- Al-Bahluliyah Location within Syria
- Coordinates: 35°38′2″N 35°57′22″E﻿ / ﻿35.63389°N 35.95611°E
- Country: Syria
- Governorate: Latakia
- District: Latakia
- Subdistrict: al-Bahluliyah

Population (2004 census)
- • Total: 4,665
- Time zone: UTC+2 (EET)
- • Summer (DST): UTC+3 (EEST)

= Al-Bahluliyah =

Town in northwestern Syria

Al-Bahluliyah (البهلولية) is a town in northwestern Syria, administratively part of the Latakia Governorate, located north of Latakia. Nearby localities include Al-Shamiyah and Burj Islam to the west, Sitmarkho and al-Qanjarah to the southwest and al-Haffah to the southeast. According to the Syria Central Bureau of Statistics, al-Bahluliyah had a population of 4,665 in the 2004 census. Its inhabitants are predominantly Alawites.

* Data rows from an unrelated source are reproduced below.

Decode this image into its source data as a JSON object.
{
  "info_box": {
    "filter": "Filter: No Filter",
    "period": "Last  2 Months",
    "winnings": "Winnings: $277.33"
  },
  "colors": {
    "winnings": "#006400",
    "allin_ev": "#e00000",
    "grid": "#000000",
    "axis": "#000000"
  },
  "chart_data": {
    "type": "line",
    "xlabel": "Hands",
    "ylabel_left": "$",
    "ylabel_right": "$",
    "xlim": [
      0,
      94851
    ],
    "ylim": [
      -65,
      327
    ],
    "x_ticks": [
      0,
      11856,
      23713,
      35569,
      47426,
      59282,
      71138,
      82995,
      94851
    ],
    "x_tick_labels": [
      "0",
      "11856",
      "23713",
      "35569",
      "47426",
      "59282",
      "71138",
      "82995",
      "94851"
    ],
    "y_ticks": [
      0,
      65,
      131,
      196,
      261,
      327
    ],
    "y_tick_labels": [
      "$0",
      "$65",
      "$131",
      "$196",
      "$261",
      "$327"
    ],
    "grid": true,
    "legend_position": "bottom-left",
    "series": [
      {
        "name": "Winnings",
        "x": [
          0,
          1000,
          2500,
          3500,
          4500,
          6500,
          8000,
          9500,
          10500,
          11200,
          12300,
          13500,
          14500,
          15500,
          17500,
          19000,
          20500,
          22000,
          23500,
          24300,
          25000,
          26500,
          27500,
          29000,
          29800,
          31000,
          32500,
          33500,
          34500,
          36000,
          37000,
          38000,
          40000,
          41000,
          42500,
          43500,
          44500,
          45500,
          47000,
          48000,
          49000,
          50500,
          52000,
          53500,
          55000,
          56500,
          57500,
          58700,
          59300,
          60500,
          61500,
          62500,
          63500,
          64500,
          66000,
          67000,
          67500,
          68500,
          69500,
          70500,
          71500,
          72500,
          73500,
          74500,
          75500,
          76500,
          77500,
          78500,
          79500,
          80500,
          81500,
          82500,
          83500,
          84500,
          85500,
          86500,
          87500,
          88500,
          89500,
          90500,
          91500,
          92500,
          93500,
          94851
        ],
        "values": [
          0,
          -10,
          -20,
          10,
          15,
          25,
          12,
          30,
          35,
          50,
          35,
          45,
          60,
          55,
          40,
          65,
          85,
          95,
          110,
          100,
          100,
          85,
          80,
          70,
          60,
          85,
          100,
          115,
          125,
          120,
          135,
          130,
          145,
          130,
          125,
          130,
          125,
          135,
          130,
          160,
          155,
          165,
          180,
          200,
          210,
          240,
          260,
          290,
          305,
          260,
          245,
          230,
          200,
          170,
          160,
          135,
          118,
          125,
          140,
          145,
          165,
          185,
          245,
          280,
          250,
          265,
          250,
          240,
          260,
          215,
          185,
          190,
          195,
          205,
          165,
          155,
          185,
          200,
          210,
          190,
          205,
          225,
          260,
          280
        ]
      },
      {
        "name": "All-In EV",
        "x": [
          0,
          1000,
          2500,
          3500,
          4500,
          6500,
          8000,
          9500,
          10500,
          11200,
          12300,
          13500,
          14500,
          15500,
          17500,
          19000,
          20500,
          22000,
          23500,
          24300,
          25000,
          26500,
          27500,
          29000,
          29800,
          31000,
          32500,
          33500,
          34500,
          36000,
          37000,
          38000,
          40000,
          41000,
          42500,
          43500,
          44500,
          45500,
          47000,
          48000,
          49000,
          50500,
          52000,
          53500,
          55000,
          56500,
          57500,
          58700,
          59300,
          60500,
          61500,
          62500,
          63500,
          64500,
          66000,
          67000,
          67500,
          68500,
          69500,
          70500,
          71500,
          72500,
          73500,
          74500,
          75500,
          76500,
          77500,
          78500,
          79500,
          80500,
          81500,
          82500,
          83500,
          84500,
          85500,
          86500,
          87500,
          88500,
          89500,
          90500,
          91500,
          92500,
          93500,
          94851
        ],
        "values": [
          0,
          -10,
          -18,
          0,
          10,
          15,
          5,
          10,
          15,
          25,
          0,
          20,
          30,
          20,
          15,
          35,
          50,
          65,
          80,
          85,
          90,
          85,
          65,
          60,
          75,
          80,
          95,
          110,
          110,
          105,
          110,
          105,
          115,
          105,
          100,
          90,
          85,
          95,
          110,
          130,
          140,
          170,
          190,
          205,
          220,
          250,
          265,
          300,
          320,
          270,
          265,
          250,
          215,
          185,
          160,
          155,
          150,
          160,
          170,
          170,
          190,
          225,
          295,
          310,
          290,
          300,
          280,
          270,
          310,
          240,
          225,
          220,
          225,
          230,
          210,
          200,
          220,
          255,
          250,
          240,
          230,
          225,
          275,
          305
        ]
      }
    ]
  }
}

Several towns and municipalities are affiliated with Al-Bahluliyah, including: Al-Bahluliyah Municipality, Al-Zobar Municipality, and Fadra Municipality. Not only that; a number of villages are affiliated with this municipality, including Al-Rastin, Salib Al-Bahluliyah, Al-Qarama, Al-Rafi’a, Ain Al-Safsaf, Sher Al-Kharab, Ras Awj, and Da’tour Al-Bahluliyah. The population of Fadra village is about 2,500 people. It is a small village affiliated with Al-Bahluliyah District. It has a municipality affiliated with the villages of Al-Karkit and Srna, with a total population of more than 5,000 people.